Union County Doctors Say Public, School Board Needs To Hear Their Case For Masks
A group of Union County doctors who have kids in public schools there are voicing their frustration over the school board’s insistence that masks should be a personal choice. They say board members and the public aren't hearing from the people who have personal and professional experience with the pandemic.
Last year, Dr. Deba Sarma, an oncologist with two children in Union County public schools, says she was proud of how the district got students into classrooms during the pandemic.
"I had really commended UCPS on how they had conducted things all last year," she said. "My kids went to school four days a week wearing a mask. Those parents who were not comfortable sending their kids had a reasonably good Virtual Academy option."
But now that the state has stopped mandating masks, Union County is one of only three North Carolina counties keeping the “no mask” option open.
This week, after the Union County school board voted 5-4 to keep masks optional in schools, she was among half a dozen doctors who aired frustration with the board. The doctors say they’ve been trying to get the message out that masks can protect the community and keep students in school.
"All of us have written letters to the board, we’ve talked about data over and over, and we were feeling that OK, maybe they’re just not hearing and understanding what’s going on," said Dr. Onyinye Igbokwe, a family practitioner with three children in Union County schools. She says 35 doctors have offered to consult with the school board. Some of them say they tried to speak at Tuesday’s meeting, but couldn’t get a spot within the hour allotted by the board.
'We Just Need More Time'
Igbokwe and her colleagues say they don’t want kids wearing masks forever. But on Thursday, with the delta variant raging and more than 5,000 students forced into quarantine, she said masks are essential.
The district's latest COVID-19 dashboard, posted late Friday afternoon, says 7,153 students are now quarantined.
"We just need more time. We need more time so that we can vaccinate our children," she said. "If we can get the children vaccinated, then as a parent and as a physician, I breathe a little bit easier, right?"
At Tuesday’s meeting many members of the public and school board members focused on ways to reduce the number of students in quarantine. With inconsistent mask use, unvaccinated students have to go home after close contact with someone who tests positive. With universal masking, no one has to quarantine unless they develop symptoms.

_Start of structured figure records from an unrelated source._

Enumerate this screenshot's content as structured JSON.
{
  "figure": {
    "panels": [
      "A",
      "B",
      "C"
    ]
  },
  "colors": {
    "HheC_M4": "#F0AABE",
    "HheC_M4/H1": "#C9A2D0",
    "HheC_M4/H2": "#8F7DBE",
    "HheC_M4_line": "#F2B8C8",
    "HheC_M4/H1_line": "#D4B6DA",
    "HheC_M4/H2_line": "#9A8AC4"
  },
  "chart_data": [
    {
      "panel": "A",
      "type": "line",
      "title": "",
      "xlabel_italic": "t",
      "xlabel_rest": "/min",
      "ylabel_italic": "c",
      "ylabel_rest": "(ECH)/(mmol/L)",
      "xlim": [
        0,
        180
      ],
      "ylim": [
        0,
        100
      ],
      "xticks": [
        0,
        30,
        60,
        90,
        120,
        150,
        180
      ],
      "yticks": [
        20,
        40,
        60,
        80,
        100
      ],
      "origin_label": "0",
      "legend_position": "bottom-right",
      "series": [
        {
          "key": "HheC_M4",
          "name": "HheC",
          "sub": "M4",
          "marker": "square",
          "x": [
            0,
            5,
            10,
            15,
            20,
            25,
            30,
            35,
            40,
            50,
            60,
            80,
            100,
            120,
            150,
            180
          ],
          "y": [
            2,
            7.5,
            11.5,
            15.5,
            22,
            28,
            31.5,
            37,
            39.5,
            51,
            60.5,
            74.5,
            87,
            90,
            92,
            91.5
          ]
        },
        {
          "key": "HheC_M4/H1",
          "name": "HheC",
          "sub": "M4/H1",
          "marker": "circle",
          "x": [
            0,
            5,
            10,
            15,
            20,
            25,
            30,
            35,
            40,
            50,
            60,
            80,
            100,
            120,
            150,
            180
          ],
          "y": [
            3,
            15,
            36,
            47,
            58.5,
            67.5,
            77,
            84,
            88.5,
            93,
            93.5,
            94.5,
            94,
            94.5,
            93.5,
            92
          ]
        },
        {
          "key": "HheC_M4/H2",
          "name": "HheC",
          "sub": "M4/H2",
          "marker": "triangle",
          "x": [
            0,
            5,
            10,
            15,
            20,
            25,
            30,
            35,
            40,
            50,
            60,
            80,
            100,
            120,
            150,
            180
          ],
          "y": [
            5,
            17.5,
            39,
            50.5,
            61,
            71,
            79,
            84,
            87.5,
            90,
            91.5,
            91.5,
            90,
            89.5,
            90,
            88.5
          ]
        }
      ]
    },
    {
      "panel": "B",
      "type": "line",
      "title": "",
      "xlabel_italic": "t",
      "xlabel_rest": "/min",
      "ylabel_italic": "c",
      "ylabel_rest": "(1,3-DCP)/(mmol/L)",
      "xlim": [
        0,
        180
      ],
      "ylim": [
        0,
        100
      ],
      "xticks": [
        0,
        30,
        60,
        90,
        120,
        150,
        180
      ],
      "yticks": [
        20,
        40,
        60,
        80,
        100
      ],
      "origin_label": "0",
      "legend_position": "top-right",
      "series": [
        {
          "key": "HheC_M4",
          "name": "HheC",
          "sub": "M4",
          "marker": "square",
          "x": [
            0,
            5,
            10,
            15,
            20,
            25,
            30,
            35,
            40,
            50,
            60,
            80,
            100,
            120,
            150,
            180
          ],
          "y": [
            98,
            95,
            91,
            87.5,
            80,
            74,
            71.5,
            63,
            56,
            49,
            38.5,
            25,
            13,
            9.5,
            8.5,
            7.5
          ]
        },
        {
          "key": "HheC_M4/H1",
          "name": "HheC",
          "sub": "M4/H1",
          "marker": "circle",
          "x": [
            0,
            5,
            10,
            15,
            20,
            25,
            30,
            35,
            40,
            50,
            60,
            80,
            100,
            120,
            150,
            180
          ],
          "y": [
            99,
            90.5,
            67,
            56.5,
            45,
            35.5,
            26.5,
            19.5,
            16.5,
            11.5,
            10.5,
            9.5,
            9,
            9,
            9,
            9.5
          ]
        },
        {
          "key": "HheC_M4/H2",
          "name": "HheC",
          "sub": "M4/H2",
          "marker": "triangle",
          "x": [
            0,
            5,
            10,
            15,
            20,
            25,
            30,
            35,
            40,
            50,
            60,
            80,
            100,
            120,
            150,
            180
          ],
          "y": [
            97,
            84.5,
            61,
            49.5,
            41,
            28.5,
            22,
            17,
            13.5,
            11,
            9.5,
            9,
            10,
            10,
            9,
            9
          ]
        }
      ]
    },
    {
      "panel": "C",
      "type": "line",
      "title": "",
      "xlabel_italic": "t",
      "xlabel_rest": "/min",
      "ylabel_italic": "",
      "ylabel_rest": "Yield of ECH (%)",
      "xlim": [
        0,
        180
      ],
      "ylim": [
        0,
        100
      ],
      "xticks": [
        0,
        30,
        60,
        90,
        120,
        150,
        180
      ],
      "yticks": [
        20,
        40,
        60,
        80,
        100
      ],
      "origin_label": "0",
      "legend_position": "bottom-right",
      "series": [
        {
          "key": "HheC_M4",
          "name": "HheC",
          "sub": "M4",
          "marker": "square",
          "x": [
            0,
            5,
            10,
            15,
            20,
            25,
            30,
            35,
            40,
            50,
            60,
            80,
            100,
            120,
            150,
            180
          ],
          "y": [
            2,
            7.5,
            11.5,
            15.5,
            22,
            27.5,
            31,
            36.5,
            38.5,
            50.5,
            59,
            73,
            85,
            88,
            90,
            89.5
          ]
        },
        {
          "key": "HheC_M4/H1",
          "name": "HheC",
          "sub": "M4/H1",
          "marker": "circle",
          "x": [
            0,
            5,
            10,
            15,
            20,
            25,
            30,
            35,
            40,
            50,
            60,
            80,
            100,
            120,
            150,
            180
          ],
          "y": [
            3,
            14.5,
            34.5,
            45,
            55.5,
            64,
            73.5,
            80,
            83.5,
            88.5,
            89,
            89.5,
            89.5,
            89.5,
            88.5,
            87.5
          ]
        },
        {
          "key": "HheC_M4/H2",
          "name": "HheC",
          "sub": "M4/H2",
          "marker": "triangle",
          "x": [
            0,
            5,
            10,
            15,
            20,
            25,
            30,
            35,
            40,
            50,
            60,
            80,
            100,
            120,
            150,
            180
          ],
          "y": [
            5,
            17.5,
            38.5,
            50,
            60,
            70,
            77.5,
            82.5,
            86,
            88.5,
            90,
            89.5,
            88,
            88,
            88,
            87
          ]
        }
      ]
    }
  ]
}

The doctors say masks in schools also deter the spread of the delta variant.
Pediatrician Sees The Trend
Dr. Ankita Modi is a pediatrician with a practice near the Union-Mecklenburg county line. She says patients come from both counties and South Carolina.
"We went from having a mixed bag of patients from all of those communities to the vast majority of sick children we are seeing right now are coming from Union County," she said. "It’s undeniable. We’ll ask where they attend school and it’s all of the UCPS schools."
Modi says that includes students who are sick with other respiratory illnesses, which are also inhibited by masking. Between the sick children and people needing COVID-19 tests, she says her practice is canceling well-child visits and referring some other patients to urgent care centers.
Modi, who has three children in Union County Public Schools, has heard the arguments that masks traumatize students. She says she sees young children wearing masks to her office without distress.
"For them it’s like, ‘Mom makes me wear underwear. She makes me wear socks. All right, I gotta wear a mask,’" she said. "It’s one more thing. It’s not an issue."
Who's Willing To Listen?
Several of the doctors say it’s painful to hear neighbors and elected officials dismissing their expertise. They say school board members have been unresponsive, and some community members take to social media to ridicule arguments for masks.
Dr. Sandeep Patel, a public school parent who works in nursing homes, says he and his colleagues feel like they’re fighting an uphill battle against what he calls propaganda and misinformation.
"To fight against those that have their heels dug in, it’s fruitless at this point," he said. "But there are reasonable people out there that are just looking for clarity and guidance, might be on the fence about things. Those are the people we need to reach."
State law now requires school boards to vote on mask policies every month. The Union County board has gone from all nine members supporting a mask-optional plan in July to seven members supporting it in August to five this week. The doctors say they’ll keep trying to reach people who might make a difference.